Poète et romancier né à Port-au-Prince en Haïti, le 25 août 1928, Anthony Phelps fit des études élémentaires et secondaires à l'institution Saint-Louis-de-Gonzague. Entre 1950 et 1953, il séjourna aux États-Unis et au Canada où il étudia la chimie, la céramique et la photographie. De retour en Haïti, il fonda en 1960, avec l'aide de quelques amis, le groupe Haïti Littéraire. Il fut également co-fondateur de la revue Semences (1961) et de la station Radio Cacique (1961), où il réalisa des émissions hebdomadaires de poésie et de théâtre. Il mit également sur pied et anima le groupe de comédiens "Prisme". Après un bref séjour dans les prisons de Duvalier, il est forcé de quitter le pays et s'établit à Montréal, en mai 1964. Il fit du théâtre et se fit engager comme journaliste à Radio-Canada en 1966. Il fonda une entreprise spécialisée dans l'édition de poésie sur disques. En 1985, après vingt ans de service à la salle des nouvelles TV de Radio Canada, il prend une retraite anticipée pour se consacrer entièrement à l'écriture.
Sources:
Saint-John Kauss http://www.potomitan.info/kauss/phelps.php
Site Île-en-Île.http://www.lehman.cuny.edu/ile.en.ile/paroles/phelps.html
Anthony Phelps s'exprime lui-même sur la situation en Haïti avant son départ et sur sa vie en exil :
« La cadence des départs allait s’accentuer et nombre de peintres, poètes, acteurs, dramaturges, musiciens, historiens, sociologues, professeurs, penseurs, allaient être rejetés du pays par la violence de l’obscurantisme, et de la terreur. Et ce sera l’exil, le long exil durant lequel la littérature haïtienne allait s’épanouir sous d’autres cieux, à l’intérieur d’autres cultures, s’enrichir d’autres rythmes, d’autres thèmes.

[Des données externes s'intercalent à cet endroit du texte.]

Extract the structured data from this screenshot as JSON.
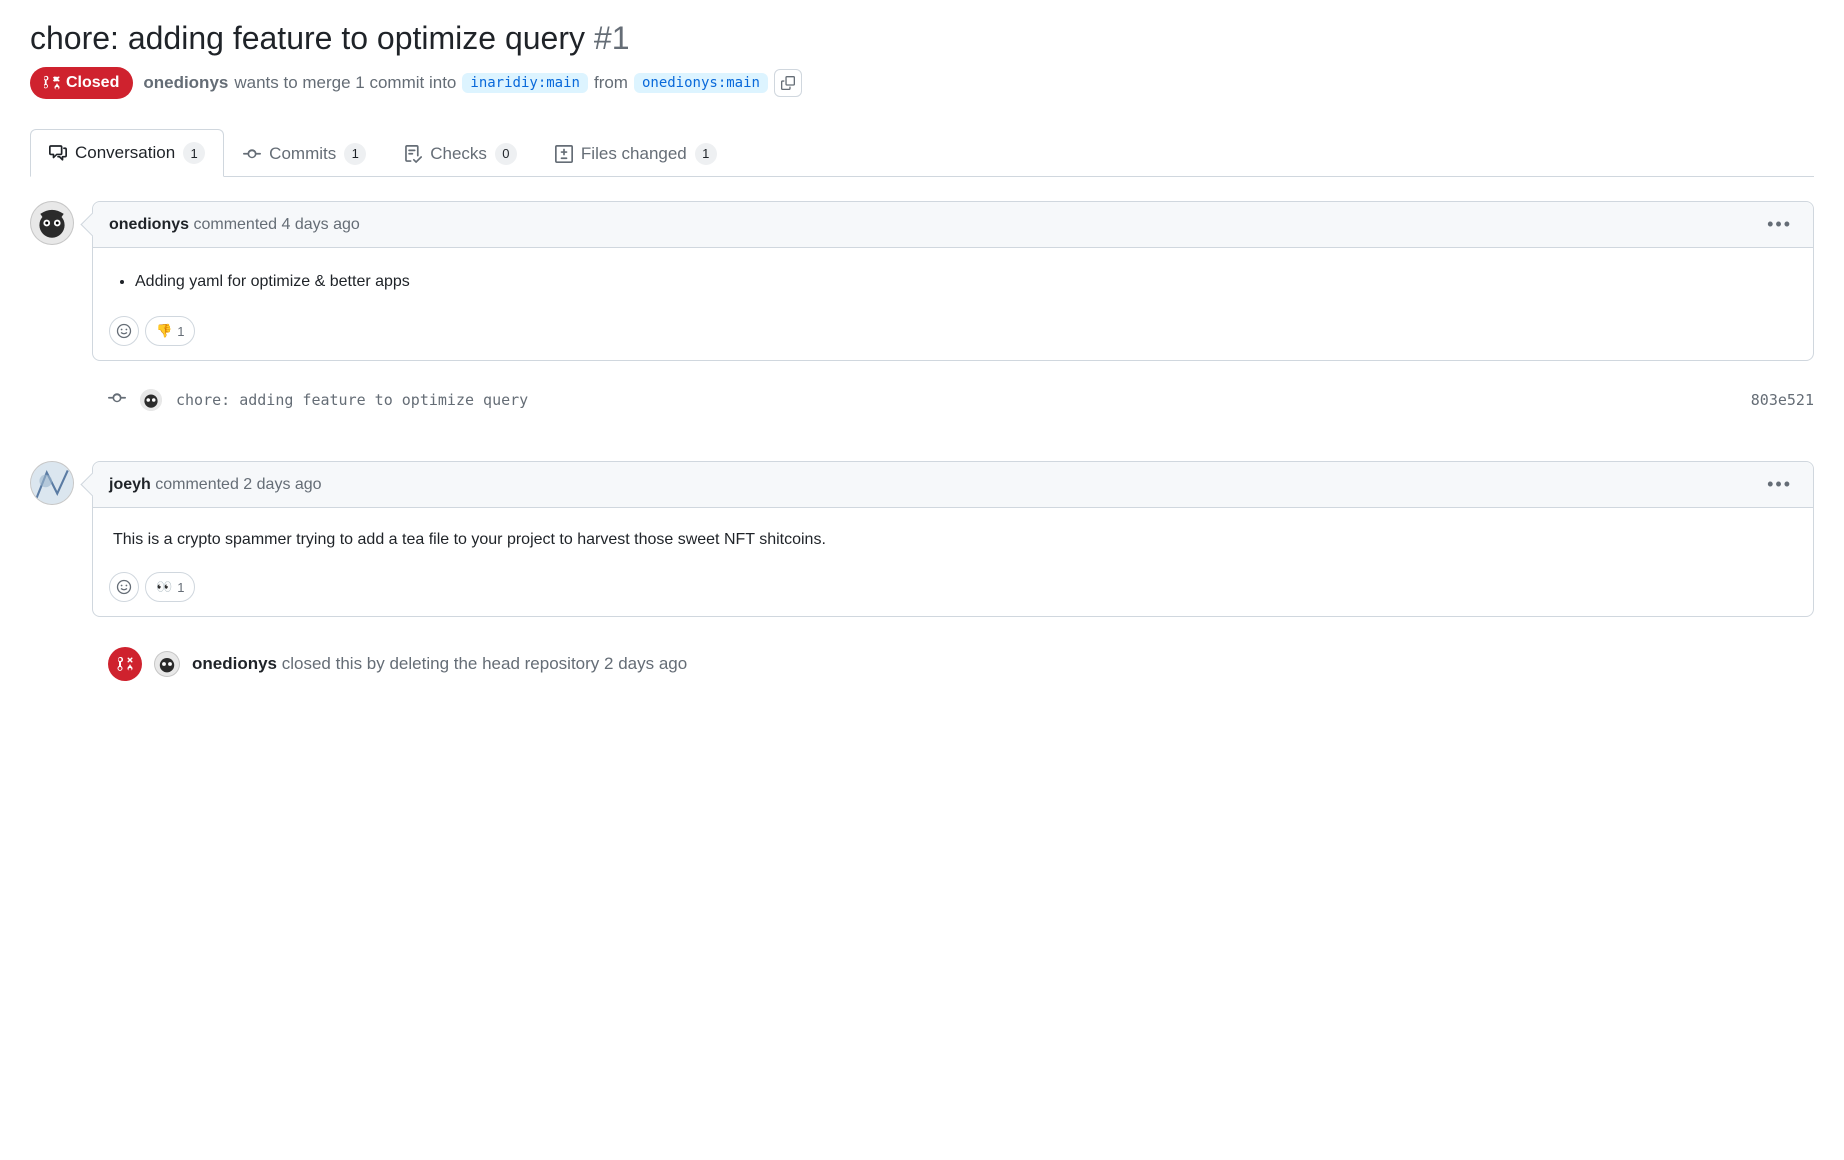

Des mots nouveaux, des images insolites, vont insidieusement et inéluctablement, investir le vocabulaire initial, en renouveler parfois le contenu. Soleil devient plus souvent : neige, verglas, flocon, glace. Mer n’est plus que lac ou étang et pas du tout d’eau salée ou saumâtre. Palmiste royal et cocotier se ratatinent épinette ou sapin. Les fruits changent subrepticement de forme, l’herbe de blondeur. Imperceptiblement les goûts, arômes, consistance, se modifient. La force créatrice en nous allait se manifester ailleurs, dans des milieux étrangers à notre culture. Fort heureusement, elle s’est excellemment bien épanouie, chez la plupart de nos créateurs littéraires. Ceux qui ont voulu freiner l’évolution de notre pays, en éliminant systématiquement ses institutions, ont pratiquement réussi dans leur œuvre de dégradation économique et sociale. Ceux qui ont cru pouvoir annihiler notre force créatrice, l’étouffer de leur arrogante ignorance, en ont été pour leurs frais. Notre culture est bien vivante.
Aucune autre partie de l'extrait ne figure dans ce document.